Demnach entspricht die Spezialnorm des § 78 Abs. 1 GewO 1994 in Bezug auf das Nichtvorliegen einer aufschiebenden Wirkung von dagegen eingebrachten Beschwerden in etwa dem § 13 Abs. 3 sowie § 22 Abs. 1 VwGVG. In diesen Fällen hat die Behörde jedoch ausschließlich auf Antrag des Beschwerdeführers die aufschiebende Wirkung mit Bescheid zuzuerkennen, wenn dem nicht zwingende öffentliche Interessen entgegenstehen und nach Abwägung der berührten öffentlichen Interessen und Interessen anderer Parteien mit der sofortigen Verbindlichkeit der Weisung oder mit dem Andauern des Verhaltens der Behörde für den Beschwerdeführer ein unverhältnismäßiger Nachteil verbunden wäre.

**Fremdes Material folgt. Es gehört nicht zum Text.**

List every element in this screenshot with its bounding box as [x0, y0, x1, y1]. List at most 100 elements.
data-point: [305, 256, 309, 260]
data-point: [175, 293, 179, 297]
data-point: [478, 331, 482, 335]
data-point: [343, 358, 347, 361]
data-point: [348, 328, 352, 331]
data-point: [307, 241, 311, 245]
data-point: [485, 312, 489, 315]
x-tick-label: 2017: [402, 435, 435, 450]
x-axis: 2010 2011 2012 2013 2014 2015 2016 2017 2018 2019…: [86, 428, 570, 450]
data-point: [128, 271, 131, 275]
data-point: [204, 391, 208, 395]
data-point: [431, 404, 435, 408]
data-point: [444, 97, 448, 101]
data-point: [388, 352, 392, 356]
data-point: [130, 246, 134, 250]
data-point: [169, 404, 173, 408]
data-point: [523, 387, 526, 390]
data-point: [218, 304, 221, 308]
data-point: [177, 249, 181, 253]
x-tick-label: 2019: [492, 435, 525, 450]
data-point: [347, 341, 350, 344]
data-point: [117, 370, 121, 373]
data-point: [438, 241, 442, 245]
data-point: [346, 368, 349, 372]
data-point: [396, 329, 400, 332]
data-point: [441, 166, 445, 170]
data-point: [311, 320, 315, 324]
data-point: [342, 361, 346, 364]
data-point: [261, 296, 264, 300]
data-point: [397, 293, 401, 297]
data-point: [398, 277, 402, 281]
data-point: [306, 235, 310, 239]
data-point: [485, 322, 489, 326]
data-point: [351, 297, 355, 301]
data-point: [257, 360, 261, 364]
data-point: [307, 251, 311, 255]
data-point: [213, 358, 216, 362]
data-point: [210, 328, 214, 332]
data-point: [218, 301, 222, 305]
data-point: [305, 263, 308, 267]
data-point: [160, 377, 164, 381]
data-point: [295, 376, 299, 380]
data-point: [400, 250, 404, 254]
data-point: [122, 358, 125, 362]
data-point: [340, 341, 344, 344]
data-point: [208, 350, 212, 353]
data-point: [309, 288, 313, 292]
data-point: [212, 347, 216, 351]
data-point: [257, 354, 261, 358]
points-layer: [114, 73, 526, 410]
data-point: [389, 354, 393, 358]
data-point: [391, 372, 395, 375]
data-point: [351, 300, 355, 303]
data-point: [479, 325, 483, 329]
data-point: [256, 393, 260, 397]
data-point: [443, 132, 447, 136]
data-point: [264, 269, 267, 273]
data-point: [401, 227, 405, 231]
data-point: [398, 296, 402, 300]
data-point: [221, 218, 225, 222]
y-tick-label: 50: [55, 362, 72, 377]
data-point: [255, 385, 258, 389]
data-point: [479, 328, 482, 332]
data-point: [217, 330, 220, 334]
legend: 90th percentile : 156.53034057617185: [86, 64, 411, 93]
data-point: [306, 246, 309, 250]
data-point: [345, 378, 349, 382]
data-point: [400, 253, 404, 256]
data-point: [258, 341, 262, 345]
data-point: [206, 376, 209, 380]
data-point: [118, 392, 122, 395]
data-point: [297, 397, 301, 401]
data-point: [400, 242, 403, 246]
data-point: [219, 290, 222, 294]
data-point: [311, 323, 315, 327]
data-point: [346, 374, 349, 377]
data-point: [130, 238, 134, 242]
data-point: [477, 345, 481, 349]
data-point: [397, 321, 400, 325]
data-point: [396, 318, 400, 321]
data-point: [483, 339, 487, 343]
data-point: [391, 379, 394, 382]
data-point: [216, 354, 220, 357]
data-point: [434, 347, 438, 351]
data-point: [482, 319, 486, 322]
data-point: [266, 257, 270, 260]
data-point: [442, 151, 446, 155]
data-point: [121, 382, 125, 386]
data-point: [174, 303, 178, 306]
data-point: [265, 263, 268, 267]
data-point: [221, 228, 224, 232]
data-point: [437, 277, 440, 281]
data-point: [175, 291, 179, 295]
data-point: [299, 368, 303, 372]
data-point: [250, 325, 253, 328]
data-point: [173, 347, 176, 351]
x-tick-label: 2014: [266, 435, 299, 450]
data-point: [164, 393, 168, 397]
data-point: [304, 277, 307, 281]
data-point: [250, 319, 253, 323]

Gemäß § 78 Abs. 1 GewO 1994 jedoch hat die Behörde - ausschließlich von Amts wegen - diese aufschiebende Wirkung auszuschließen, ein Recht einer Antragstellung des Beschwerdeführers ist hier nicht vorgesehen und demnach nicht zulässig. Nach dem § 78 Abs. 1 GewO gegenüber § 13 Abs. 1 VwGVG die Spezialnorm darstellt, derogiert sie der verfahrensrechtlichen Bestimmung.
Da somit nach der Sach- und Rechtslage eine gesetzliche Grundlage für den gestellten Antrag auf Ausschluss des Rechts zur Errichtung und zum Betrieb der Anlage gemäß § 78 Abs. 1 GewO 1994 nicht vorliegt, konnte diesem schon aus diesem Grunde keine Folge gegeben werden.
Unabhängig von diesem rechtlichen Ergebnis zum Antrag nach § 78 Abs. 1 GewO 1994 findet das Landesverwaltungsgericht Oberösterreich keinen Anlass, unabhängig vom Vorliegen eines Antrages von Amtswegen die Rechtswirkungen des § 78 Abs. 1 1. Satz GewO 1994 auszuschließen. Dies mit der Begründung, als eine offenkundige Unschlüssigkeit der lärmtechnischen Beurteilung in Bezug auf die Bf im Beschwerdevorbringen nicht dargelegt bzw. erwiesen werden konnte. Dies darüber hinaus unabhängig von der Tatsache, dass der lärmtechnischen Beurteilung ein lärmtechnisches Projekt eines gerichtlich beeideten Sachverständigen zugrunde liegt und diese Expertise vom lärmtechnischen Amtssachverständigen der Behörde auf Richtigkeit und Schlüssigkeit mit positivem Ergebnis beurteilt wurde. Diesen gutachtlichen Ausführungen ist die Beschwerdeführerin nicht auf gleicher fachlicher Ebene entgegengetreten.
Die Behauptung von Unrichtigkeiten und Unschlüssigkeiten ohne schlüssiger Begründung kann den vorliegenden Sachverständigenbeurteilungen nicht mit Erfolg entgegentreten. Die Forderung nach einer individuellen Beurteilung in Bezug auf Rechenpunkte des schalltechnischen Projektes, die sich in keiner Weise auf das Objekt der Bf beziehen, sondern sich südwestlich der Anlage und nicht nördlich davon befinden, geht ins Leere.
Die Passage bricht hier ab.